What does this have to do with the use of raw historical data in financial decisions support analytics? A lot. Certain financial questions are better answered using frequentist concepts. Others are far more judgment-based relying on more subjective criteria and professional experience. But how do you know which situations are which? Though no hard and fast rules exist, there are basically four criteria:
Data frequency - The more relevant data you have, the more inclined towards a frequentist approach.
Time horizon - the longer the horizon of analysis, the more likely a subjective analysis will be more relevant.

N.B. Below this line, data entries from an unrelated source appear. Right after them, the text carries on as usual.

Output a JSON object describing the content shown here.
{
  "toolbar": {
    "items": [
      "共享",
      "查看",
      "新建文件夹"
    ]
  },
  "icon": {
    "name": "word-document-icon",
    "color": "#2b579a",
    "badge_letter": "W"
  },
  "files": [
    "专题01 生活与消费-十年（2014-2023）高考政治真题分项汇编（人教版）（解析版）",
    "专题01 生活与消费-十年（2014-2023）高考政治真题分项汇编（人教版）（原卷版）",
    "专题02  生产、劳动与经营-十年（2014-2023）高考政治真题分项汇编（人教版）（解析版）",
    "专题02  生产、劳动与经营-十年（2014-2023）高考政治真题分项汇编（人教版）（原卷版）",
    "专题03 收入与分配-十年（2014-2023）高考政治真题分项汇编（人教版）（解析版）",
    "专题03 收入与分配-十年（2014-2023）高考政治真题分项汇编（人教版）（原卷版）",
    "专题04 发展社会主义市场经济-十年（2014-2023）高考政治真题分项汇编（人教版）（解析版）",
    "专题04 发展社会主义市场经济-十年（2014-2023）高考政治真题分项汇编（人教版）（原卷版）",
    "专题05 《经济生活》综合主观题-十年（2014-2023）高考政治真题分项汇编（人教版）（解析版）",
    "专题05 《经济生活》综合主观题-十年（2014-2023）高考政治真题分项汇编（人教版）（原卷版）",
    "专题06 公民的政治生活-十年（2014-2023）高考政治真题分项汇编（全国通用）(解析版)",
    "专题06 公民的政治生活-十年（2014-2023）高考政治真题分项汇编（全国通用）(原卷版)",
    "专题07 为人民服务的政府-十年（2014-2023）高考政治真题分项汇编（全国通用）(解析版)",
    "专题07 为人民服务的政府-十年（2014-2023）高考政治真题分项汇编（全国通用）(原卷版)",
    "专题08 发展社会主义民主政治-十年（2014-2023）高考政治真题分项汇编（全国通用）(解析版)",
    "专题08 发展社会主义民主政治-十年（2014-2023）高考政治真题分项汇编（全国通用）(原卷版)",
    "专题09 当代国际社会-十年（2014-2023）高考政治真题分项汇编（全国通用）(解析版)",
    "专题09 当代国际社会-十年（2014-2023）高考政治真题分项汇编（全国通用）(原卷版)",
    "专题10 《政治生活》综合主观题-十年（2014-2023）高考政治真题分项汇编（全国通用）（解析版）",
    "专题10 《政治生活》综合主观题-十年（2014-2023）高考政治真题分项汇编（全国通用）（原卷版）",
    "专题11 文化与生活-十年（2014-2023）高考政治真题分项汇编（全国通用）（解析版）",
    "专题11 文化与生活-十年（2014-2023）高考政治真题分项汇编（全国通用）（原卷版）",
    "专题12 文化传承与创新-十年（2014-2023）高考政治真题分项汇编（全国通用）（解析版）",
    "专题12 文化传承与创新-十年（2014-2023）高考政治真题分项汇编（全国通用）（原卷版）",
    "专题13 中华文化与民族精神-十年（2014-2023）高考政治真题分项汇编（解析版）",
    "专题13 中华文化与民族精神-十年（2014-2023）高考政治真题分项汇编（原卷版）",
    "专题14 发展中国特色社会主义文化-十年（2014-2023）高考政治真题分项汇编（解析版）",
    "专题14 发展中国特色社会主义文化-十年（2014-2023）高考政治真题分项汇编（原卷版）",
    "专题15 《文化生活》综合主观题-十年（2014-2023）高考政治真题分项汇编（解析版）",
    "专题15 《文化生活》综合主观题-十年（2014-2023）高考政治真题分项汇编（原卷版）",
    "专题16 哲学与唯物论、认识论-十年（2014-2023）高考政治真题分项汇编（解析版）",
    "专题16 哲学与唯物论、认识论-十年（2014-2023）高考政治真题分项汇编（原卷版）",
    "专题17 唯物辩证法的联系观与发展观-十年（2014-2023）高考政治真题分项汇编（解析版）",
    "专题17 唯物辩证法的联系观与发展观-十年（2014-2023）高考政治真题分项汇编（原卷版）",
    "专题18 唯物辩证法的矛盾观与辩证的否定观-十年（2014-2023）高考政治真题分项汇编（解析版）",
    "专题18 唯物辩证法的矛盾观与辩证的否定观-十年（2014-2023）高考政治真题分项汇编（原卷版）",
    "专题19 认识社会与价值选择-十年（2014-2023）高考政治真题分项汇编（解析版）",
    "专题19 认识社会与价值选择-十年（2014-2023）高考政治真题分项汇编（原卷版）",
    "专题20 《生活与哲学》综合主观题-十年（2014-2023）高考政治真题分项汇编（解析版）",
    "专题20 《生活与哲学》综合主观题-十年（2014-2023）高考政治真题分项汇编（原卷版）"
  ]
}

Rarity of event - the more rare the event, the more the analysis calls for a Bayesian/subjective approach.
Time homogeneity of data - Were there no regime changes or other tectonic shifts in the underlying phenomena from which data was gathered? If so, analysis will tend more towards frequentist methods.
So for long time horizons, a scarcity of data, significant changes through time in the realm in which the data lives, and highly improbable events, we land squarely in the realm of subjective probabilities. Though historical/frequentist data isn't ever completely irrelevant, in these circumstances professional judgment of the situation at hand trumps pure number crunching. Unfortunately, from rating agencies to regulators to a large swath of finance professionals, this is not well understood. Things are just much more clean and simple if we allow ourselves to believe that 100 data points and a fancy model will yield 99.97% confidence precision. This is a particularly dangerous type of belief in finance, as acutely borne out over the last 18 months.
The good news is that whether frequentist or subjective, widely available probability-based models should always be used to capture risk metrics, evaluate best and worst outcomes, assess breakevens, and ultimately to avoid the ever pervasive flaw of averages.